It's well-known that momentum investing often works. For example, our simple no-thought momentum portfolio (buying the previous quarter's 20 best performers in the FTSE 350) has risen 9.1 per cent in the last five years while the FTSE 350 has lost 18.2 per cent. However, new research shows that momentum investing doesn't work for all stocks.
Jason Wei and Liyan Yang at the University of Toronto tested the performance of various momentum strategies in US shares since 1964. They confirmed that the strategy of buying recent winners and selling recent losers generally does well. However, they found that there's one type of stock it doesn't work for – large, low-volatility ones. For blue chips, good performance in one three-month period tended to lead to poor performance in the next three. That's reversal rather than momentum.
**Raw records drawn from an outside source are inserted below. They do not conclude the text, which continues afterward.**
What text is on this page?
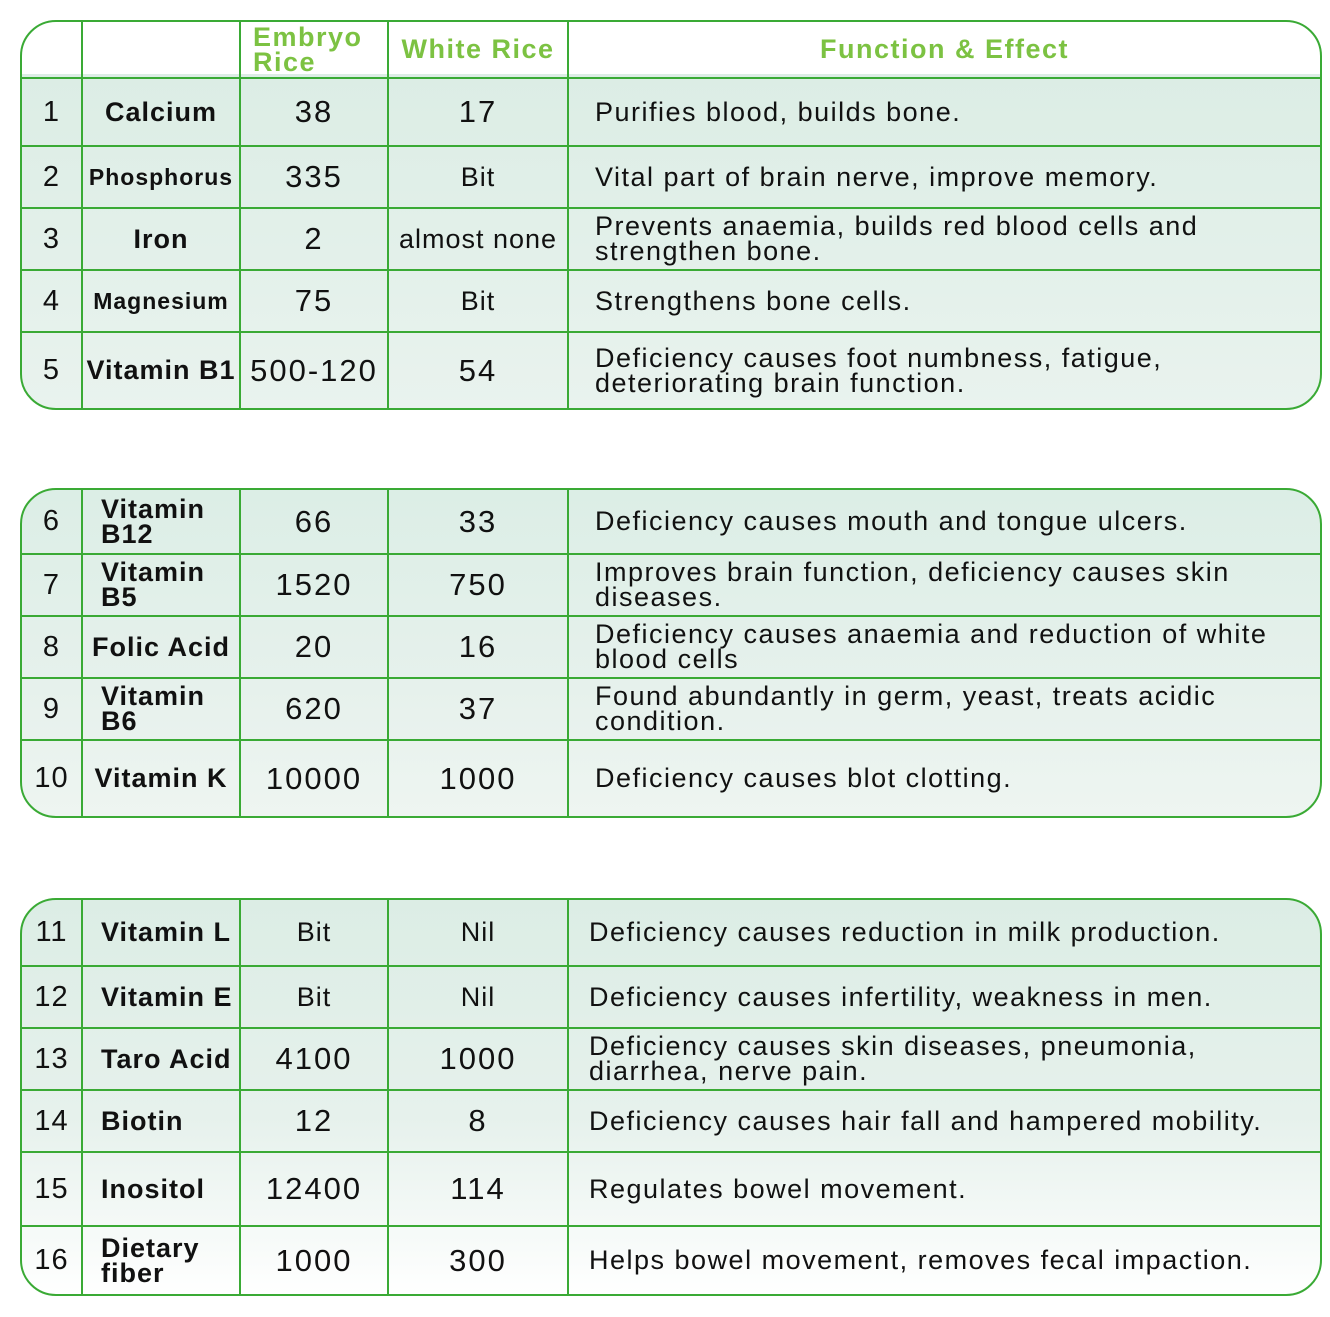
		Embryo Rice	White Rice	Function & Effect
1	Calcium	38	17	Purifies blood, builds bone.
2	Phosphorus	335	Bit	Vital part of brain nerve, improve memory.
3	Iron	2	almost none	Prevents anaemia, builds red blood cells and strengthen bone.
4	Magnesium	75	Bit	Strengthens bone cells.
5	Vitamin B1	500-120	54	Deficiency causes foot numbness, fatigue, deteriorating brain function.
6	Vitamin B12	66	33	Deficiency causes mouth and tongue ulcers.
7	Vitamin B5	1520	750	Improves brain function, deficiency causes skin diseases.
8	Folic Acid	20	16	Deficiency causes anaemia and reduction of white blood cells
9	Vitamin B6	620	37	Found abundantly in germ, yeast, treats acidic condition.
10	Vitamin K	10000	1000	Deficiency causes blot clotting.
11	Vitamin L	Bit	Nil	Deficiency causes reduction in milk production.
12	Vitamin E	Bit	Nil	Deficiency causes infertility, weakness in men.
13	Taro Acid	4100	1000	Deficiency causes skin diseases, pneumonia, diarrhea, nerve pain.
14	Biotin	12	8	Deficiency causes hair fall and hampered mobility.
15	Inositol	12400	114	Regulates bowel movement.
16	Dietary fiber	1000	300	Helps bowel movement, removes fecal impaction.
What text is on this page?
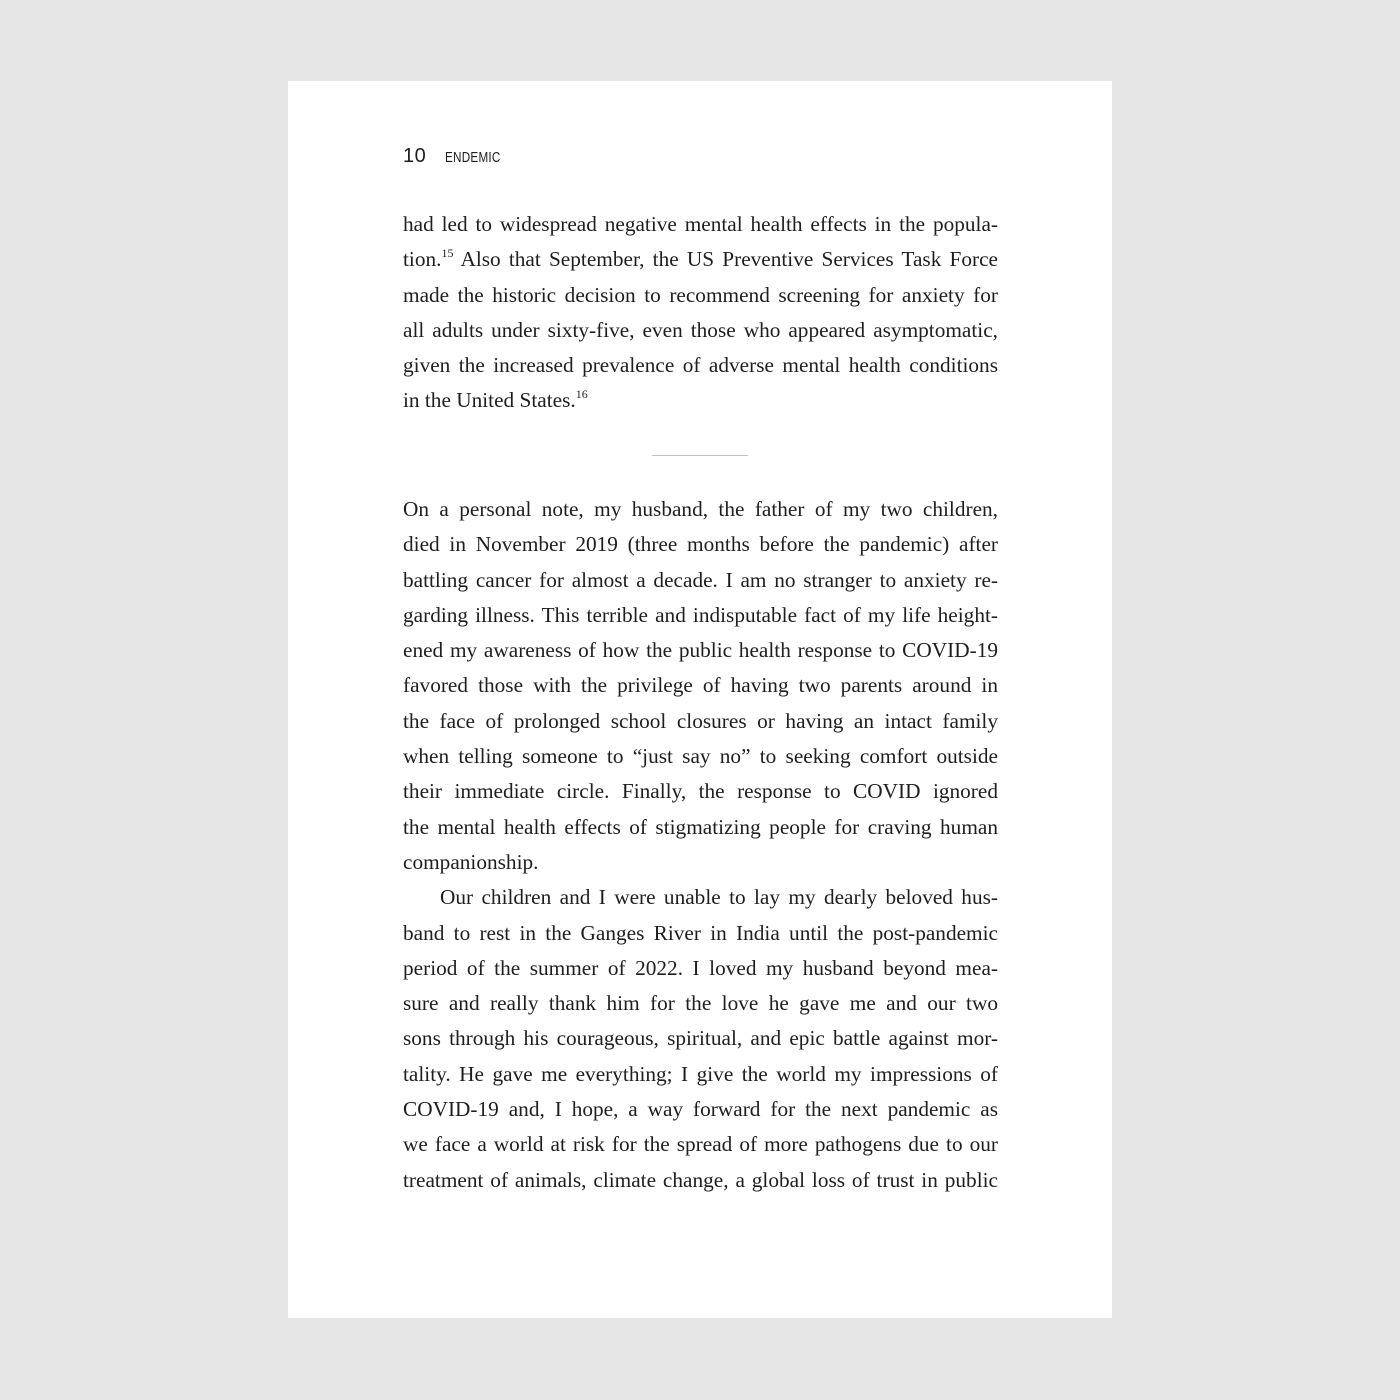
10 ENDEMIC

had led to widespread negative mental health effects in the popula-
tion.$^{15}$ Also that September, the US Preventive Services Task Force
made the historic decision to recommend screening for anxiety for
all adults under sixty-five, even those who appeared asymptomatic,
given the increased prevalence of adverse mental health conditions
in the United States.$^{16}$

On a personal note, my husband, the father of my two children,
died in November 2019 (three months before the pandemic) after
battling cancer for almost a decade. I am no stranger to anxiety re-
garding illness. This terrible and indisputable fact of my life height-
ened my awareness of how the public health response to COVID-19
favored those with the privilege of having two parents around in
the face of prolonged school closures or having an intact family
when telling someone to “just say no” to seeking comfort outside
their immediate circle. Finally, the response to COVID ignored
the mental health effects of stigmatizing people for craving human
companionship.

Our children and I were unable to lay my dearly beloved hus-
band to rest in the Ganges River in India until the post-pandemic
period of the summer of 2022. I loved my husband beyond mea-
sure and really thank him for the love he gave me and our two
sons through his courageous, spiritual, and epic battle against mor-
tality. He gave me everything; I give the world my impressions of
COVID-19 and, I hope, a way forward for the next pandemic as
we face a world at risk for the spread of more pathogens due to our
treatment of animals, climate change, a global loss of trust in public
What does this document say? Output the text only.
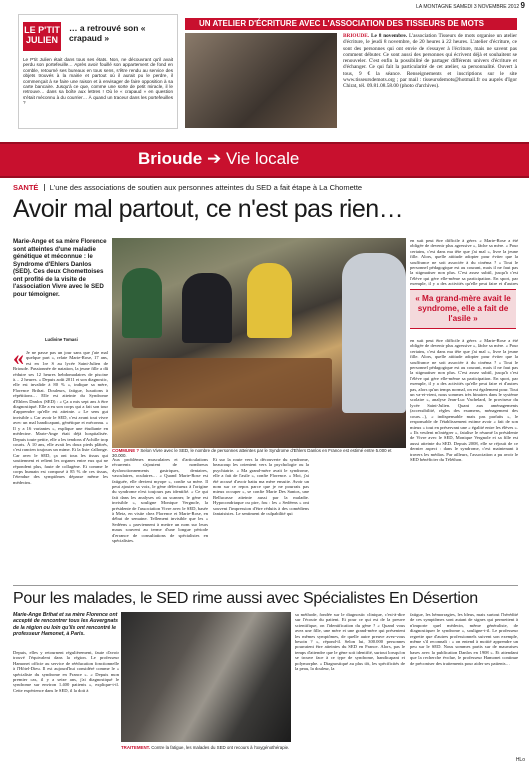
LA MONTAGNE SAMEDI 3 NOVEMBRE 2012 9
LE P'TIT
JULIEN
… a retrouvé son « crapaud »
Le P'tit Julien était dans tous ses états. Non, ne découvrant qu'il avait perdu son portefeuille… Après avoir fouillé son appartement de fond en comble, retourné ses bureaux en tous sens, s'être rendu au service des objets trouvés à la mairie et partout où il aurait pu le perdre, il commençait à se faire une raison et à envisager de faire opposition à sa carte bancaire. Jusqu'à ce que, comme une sorte de petit miracle, il le retrouve… dans sa boîte aux lettres ! Où le « crapaud » en question s'était méconnu à du courrier… À quand un traceur dans les portefeuilles ?
UN ATELIER D'ÉCRITURE AVEC L'ASSOCIATION DES TISSEURS DE MOTS
BRIOUDE. Le 8 novembre. L'association Tisseurs de mots organise un atelier d'écriture, le jeudi 8 novembre, de 20 heures à 22 heures. L'atelier d'écriture, ce sont des personnes qui ont envie de s'essayer à l'écriture, mais ne savent pas comment débuter. Ce sont aussi des personnes qui écrivent déjà et souhaitent se renouveler. C'est enfin la possibilité de partager différents univers d'écriture et d'échanger. Ce qui fait la particularité de cet atelier, sa personnalité. Ouvert à tous, 9 € la séance. Renseignements et inscriptions sur le site www.tisseursdemots.org ; par mail : tisseursdemots@hotmail.fr ou auprès d'Igor Chirat, tél. 09.81.08.58.00 (photo d'archives).
Brioude ➔ Vie locale
SANTÉ L'une des associations de soutien aux personnes atteintes du SED a fait étape à La Chomette
Avoir mal partout, ce n'est pas rien…
Marie-Ange et sa mère Florence sont atteintes d'une maladie génétique et méconnue : le Syndrome d'Ehlers Danlos (SED). Ces deux Chomettoises ont profité de la visite de l'association Vivre avec le SED pour témoigner.
Ludivine Tomasi
COMMUNE ? Selon Vivre avec le SED, le nombre de personnes atteintes par le Syndrome d'Ehlers Danlos en France est estimé entre 5.000 et 30.000.
« Je ne passe pas un jour sans que j'aie mal quelque part », relate Marie-Rose, 17 ans, est en 1re S au lycée Saint-Julien de Brioude. Passionnée de natation, la jeune fille a dû réduire ses 12 heures hebdomadaires de piscine à… 2 heures. « Depuis août 2011 et son diagnostic, elle est invalide à 80 % », indique sa mère, Florence Brihat. Douleurs, fatigue, luxations à répétitions… Elle est atteinte du Syndrome d'Ehlers Danlos (SED) : « Ça a mis sept ans à être diagnostiqué. Elle a eu son corps qui a fait son tour d'apprendre qu'elle est atteinte. « Le sens gut invisible » Car avoir le SED, c'est avant tout vivre avec un mal handicapant, génétique et méconnu. « Il y a 16 variantes », explique une étudiante en médecine. Marie-Ange était déjà hospitalisée. Depuis toute petite, elle a les tendons d'Achille trop courts. À 10 ans, elle avait les doux pieds plâtrés, c'est rancien toujours un mime. Et la liste s'allonge. Car avec le SED, ça ont tous les tissus qui soutiennent et relient les organes entre eux qui ne répondent plus, faute de collagène. Et comme le corps humain est composé à 85 % de ces tissus, l'étendue des symptômes dépasse même les médecins.
Aux problèmes musculaires et d'articulations récurrents s'ajoutent de nombreux dysfonctionnements gastriques, dentaires, vasculaires, oculaires… « Quand Marie-Rose est fatiguée, elle devient myope », confie sa mère. Il peut ajouter sa voix, le gène défectueux à l'origine du syndrome n'est toujours pas identifié. « Ce qui fait dans les analyses où au scanner, le gène est invisible », souligne Monique Vergnole, la présidente de l'association Vivre avec le SED, basée à Metz, en visite chez Florence et Marie-Rose, en début de semaine. Tellement invisible que les « Sedéens » parviennent à mettre un nom sur leurs maux souvent au terme d'une longue période d'errance de consultations de spécialistes en spécialistes.
Et sur la route vers la découverte du syndrome, beaucoup les orientent vers la psychologie ou la psychiatrie. « Ma grand-mère avait le syndrome, elle a fait de l'asile », confie Florence. « Moi, j'ai été accusé d'avoir battu ma mère ensuite. Avoir un nom sur ce repos parce que je ne pourrais pas mieux occuper », se confie Marie Des Santos, une Bellucasse atteinte aussi par la maladie. Hypocondriaque ou pire, fou : les « Sedéens » ont souvent l'impression d'être réduits à des comédiens fantaisistes. Le sentiment de culpabilité qui
en suit peut être difficile à gérer. « Marie-Rose a été obligée de devenir plus agressive », lâche sa mère. « Pour certains, c'est dans ma tête que j'ai mal », livre la jeune fille. Alors, quelle attitude adopter pour éviter que la souffrance ne soit associée à du cinéma ? « Tout le personnel pédagogique est au courant, mais il ne faut pas la stigmatiser non plus. C'est assez subtil, jusqu'à c'est l'élève qui gère elle-même sa participation. En sport, par exemple, il y a des activités qu'elle peut faire et d'autres
« Ma grand-mère avait le syndrome, elle a fait de l'asile »
en suit peut être difficile à gérer. « Marie-Rose a été obligée de devenir plus agressive », lâche sa mère. « Pour certains, c'est dans ma tête que j'ai mal », livre la jeune fille. Alors, quelle attitude adopter pour éviter que la souffrance ne soit associée à du cinéma ? « Tout le personnel pédagogique est au courant, mais il ne faut pas la stigmatiser non plus. C'est assez subtil, jusqu'à c'est l'élève qui gère elle-même sa participation. En sport, par exemple, il y a des activités qu'elle peut faire et d'autres pas, alors qu'un temps normal, on est également pour. Tout un va-et-vient, nous sommes très binaires dans le système scolaire », analyse Jean-Luc Vachelard, le proviseur du lycée Saint-Julien. Quant aux aménagements (accessibilité, règles des examens, ménagement des cours…), « indispensable mais pas parfaits », le responsable de l'établissement estime avoir « fait de son mieux » tout en préservant une « égalité entre les élèves ». « Ils veulent m'intégrer », fatalise le résumé la présidente de Vivre avec le SED, Monique Vergnole et sa fille est aussi atteinte du SED. Depuis 2008, elle se réjouit de ce dernier aspect : dans le syndrome, c'est maintenant à travers les médias. Par ailleurs, l'association a pu avoir le SED bénéficier du Téléthon.
Pour les malades, le SED rime aussi avec Spécialistes En Désertion
Marie-Ange Brihat et sa mère Florence ont accepté de rencontrer tous les Auvergnats de la région ou loin qu'ils ont rencontré le professeur Hamonet, à Paris.
Depuis, elles y retournent régulièrement, faute d'avoir trouvé l'équivalent dans la région. Le professeur Hamonet officie au service de rééducation fonctionnelle à l'Hôtel-Dieu. Il est aujourd'hui considéré comme le « spécialiste du syndrome en France ». « Depuis mon premier cas, il y a seize ans, j'ai diagnostiqué le syndrome sur environ 1.400 patients », explique-t-il. Cette expérience dans le SED, il la doit à
TRAITEMENT. Contre la fatigue, les malades du SED ont recours à l'oxygénothérapie.
sa méthode, fondée sur le diagnostic clinique, c'est-à-dire sur l'écoute du patient. Et pour ce qui est de la preuve scientifique, on l'identification du gène ? « Quand vous avez une fille, une mère et une grand-mère qui présentent les mêmes symptômes, de quelle autre preuve avez-vous besoin ? », répond-il. Selon lui, 300.000 personnes pourraient être atteintes du SED en France. Alors, pas le temps d'attendre que le gène soit identifié, surtout lorsqu'on se trouve face à ce type de syndrome, handicapant et polymorphe. « Diagnostiqué au plus tôt, les spécificités de la peau, la douleur, la
fatigue, les hémorragies, les bleus, mais surtout l'hérédité de ces symptômes sont autant de signes qui permettent à n'importe quel médecin, même généraliste, de diagnostiquer le syndrome », souligne-t-il. Le professeur regrette que d'autres professionnels suivent son exemple, même s'il reconnaît : « on entend à moitié apprendre un peu sur le SED. Nous sommes partis sur de mauvaises bases avec la publication Danlos en 1908 ». Et attendant que la recherche évolue, le professeur Hamonet continue de préconiser des traitements pour aider ses patients…
HLo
There are two possible reasons for this. One is that investors have limited attention; they simply cannot follow all shares closely. This means that if a small stock does well it might continue to do so because its rise attracts investors' attention towards its merits. But this source of momentum doesn't apply to blue chips, which are closely watched anyway.
A second explanation has been suggested by economists at the University of Georgia – the idea of moderated confidence. This says that investors underreact to reliable signals but overreact to less reliable ones.
Imagine a small or volatile stock gets some genuinely good news. Investors might then underreact, believing that the signal is weak relative to the normal noise (volatility) surrounding the share. This underreaction will cause the share to rise too little in response to the good news, with the result that it drifts up later as investors cotton onto the share's better prospects.
But now imagine a blue-chip gets good news of similar magnitude. Investors might put lots of faith into this signal, believing it to be strong relative to the lower amount of noise accompanying the share. This can lead them to overreact, pushing the share price up to a level from which it subsequently falls.
In this way, volatile stocks underreact and so have momentum, while less volatile ones overreact and have reversals.
There are two lessons here for investors. One is that we should not be universal momentum investors. If large defensive shares do very well, we should not jump onto the bandwagon. Momentum works better for smaller stocks.
Secondly, all this corroborates the idea that momentum's profits have been a reward for exploiting other investors' cognitive biases rather than for taking risk in the conventional senses.
This, however, is a two-edged sword. There's a danger that momentum's success might disappear if or when investors wise up to these biases.